Loans to construction, retail and agricultural companies grew as much as 54 percent in April and May over the same period a year earlier, fueling an expansion in the country’s non-oil industries and raising government tax revenue, King said yesterday in an interview in her offices in Quito.
South America’s seventh-biggest economy won’t meet the government forecast for a 6.8 percent expansion in 2010 and the estimate will be cut after the steepest decline in oil revenue since 2007 in the first quarter, King said. Lower-than-predicted government spending and investment by private oil companies have also curtailed gross domestic product, she said.
“The outlook for the second quarter is more favorable than the first,” King, a 34-year-old economist, said without giving exact figures. “There’s been a reactivation in industrial loans, there’s more production and consumer demand is also increasing.”
Ecuador’s GDP grew 0.33 percent in the first quarter from the previous three-month period and 0.6 percent from the same period a year earlier, according to the central bank. Second- quarter economic data is scheduled to be published in October.

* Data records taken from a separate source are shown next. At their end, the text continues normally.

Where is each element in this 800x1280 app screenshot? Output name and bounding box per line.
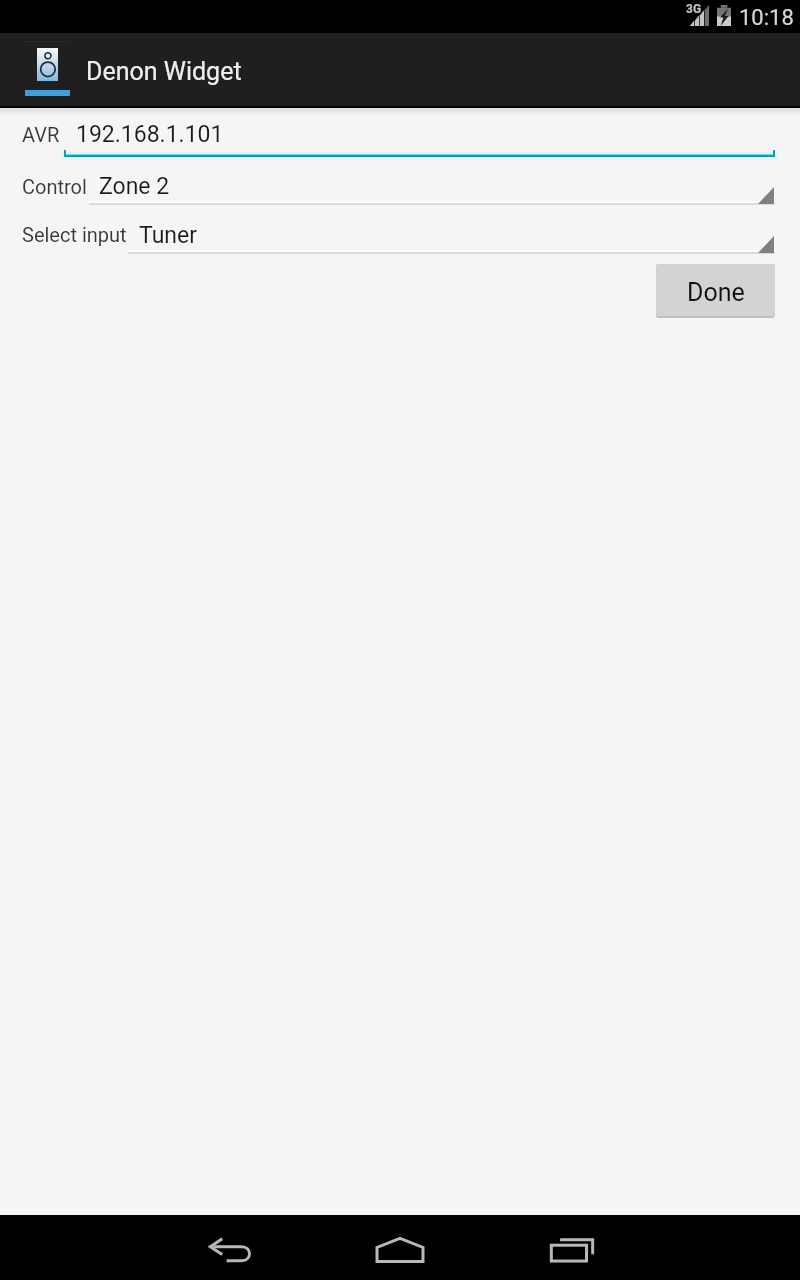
staticText: Control [22,175,87,198]
staticText: 192.168.1.101 [76,121,224,148]
staticText: AVR [22,123,60,146]
staticText: Zone 2 [99,173,170,200]
button[interactable]: Select input [0,211,800,256]
button[interactable]: Done [656,264,775,316]
button[interactable]: Denon Widget home [0,35,79,106]
staticText: Select input [22,223,127,246]
staticText: 3G [686,2,702,16]
button[interactable]: Home [345,1215,455,1280]
button[interactable]: Recent apps [515,1215,625,1280]
staticText: Denon Widget [86,57,242,86]
staticText: 10:18 [739,5,794,31]
button[interactable]: Back [175,1215,285,1280]
button[interactable]: Control [0,162,800,207]
button[interactable]: AVR [0,112,800,159]
staticText: Done [687,278,745,307]
staticText: Tuner [139,222,198,249]
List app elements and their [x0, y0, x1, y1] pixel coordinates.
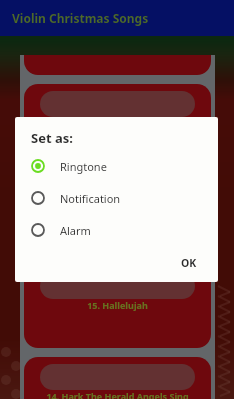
staticText: 14. Hark The Herald Angels Sing — [46, 390, 189, 399]
staticText: Alarm — [60, 223, 91, 238]
staticText: Notification — [60, 191, 121, 206]
button[interactable]: 17. O Holy Night — [20, 55, 215, 79]
staticText: Ringtone — [60, 159, 107, 174]
button[interactable] — [20, 170, 215, 261]
button[interactable]: 16. Silent Night — [20, 79, 215, 170]
button[interactable]: Ringtone — [15, 150, 218, 182]
button[interactable]: Alarm — [15, 214, 218, 246]
button[interactable]: 15. Hallelujah — [20, 261, 215, 352]
button[interactable]: 14. Hark The Herald Angels Sing — [20, 352, 215, 399]
staticText: 15. Hallelujah — [87, 299, 148, 311]
button[interactable]: Notification — [15, 182, 218, 214]
button[interactable]: OK — [175, 253, 203, 273]
staticText: OK — [181, 256, 197, 270]
staticText: Violin Christmas Songs — [12, 10, 149, 26]
staticText: Set as: — [31, 129, 73, 147]
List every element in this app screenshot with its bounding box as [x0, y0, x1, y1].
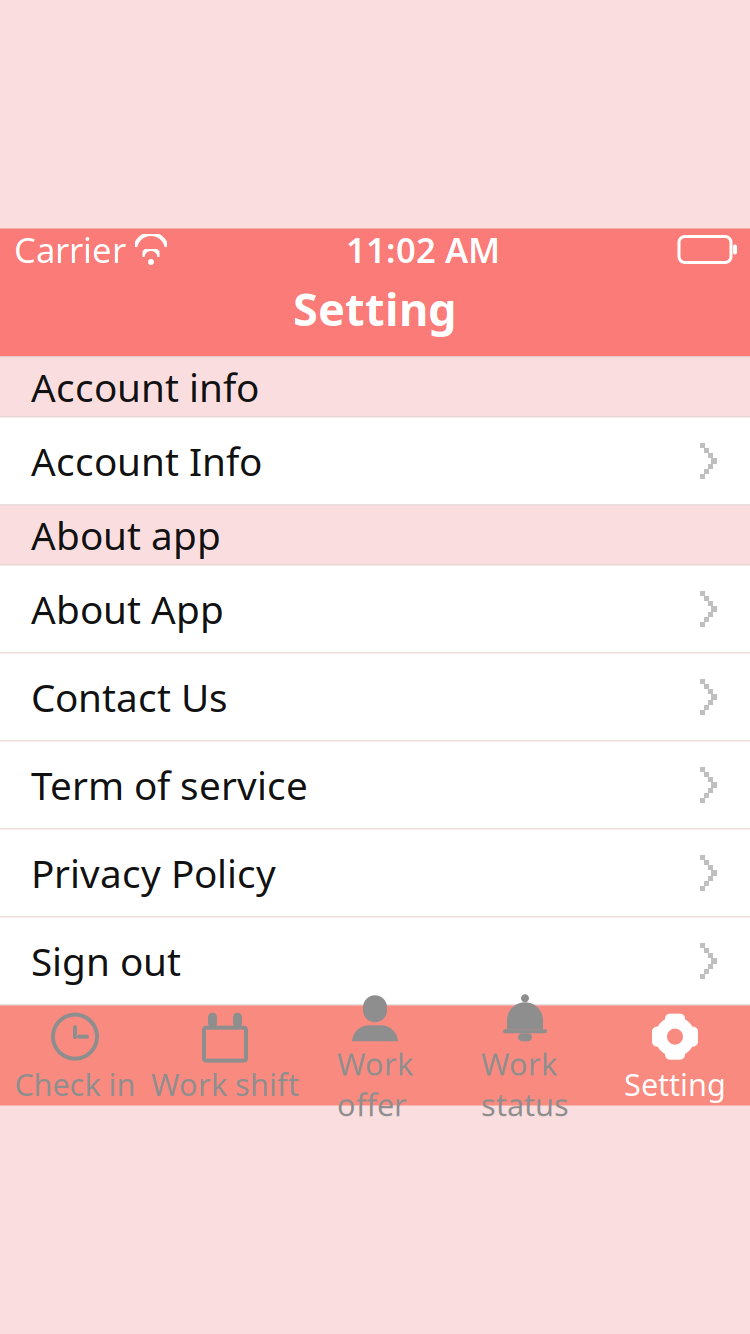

Construction lending rose 29 percent in April and May from the same two-month period in 2009, according to a report provided by the minister. Wholesale and commercial retail credits rose 54 percent, transportation and storage lending increased 119 percent and loans to agricultural companies rose 38 percent in the same time period, according to the report.
Ecuador’s unemployment rate fell to 7.7 percent in the second quarter from 9.1 percent in the three months ending in March, the National Statistics and Census Institute said yesterday.
“We’re seeing an improvement in credit, and credit is fundamental in order to generate and reactivate the productive machine,” King said. “We are in a recovery phase.”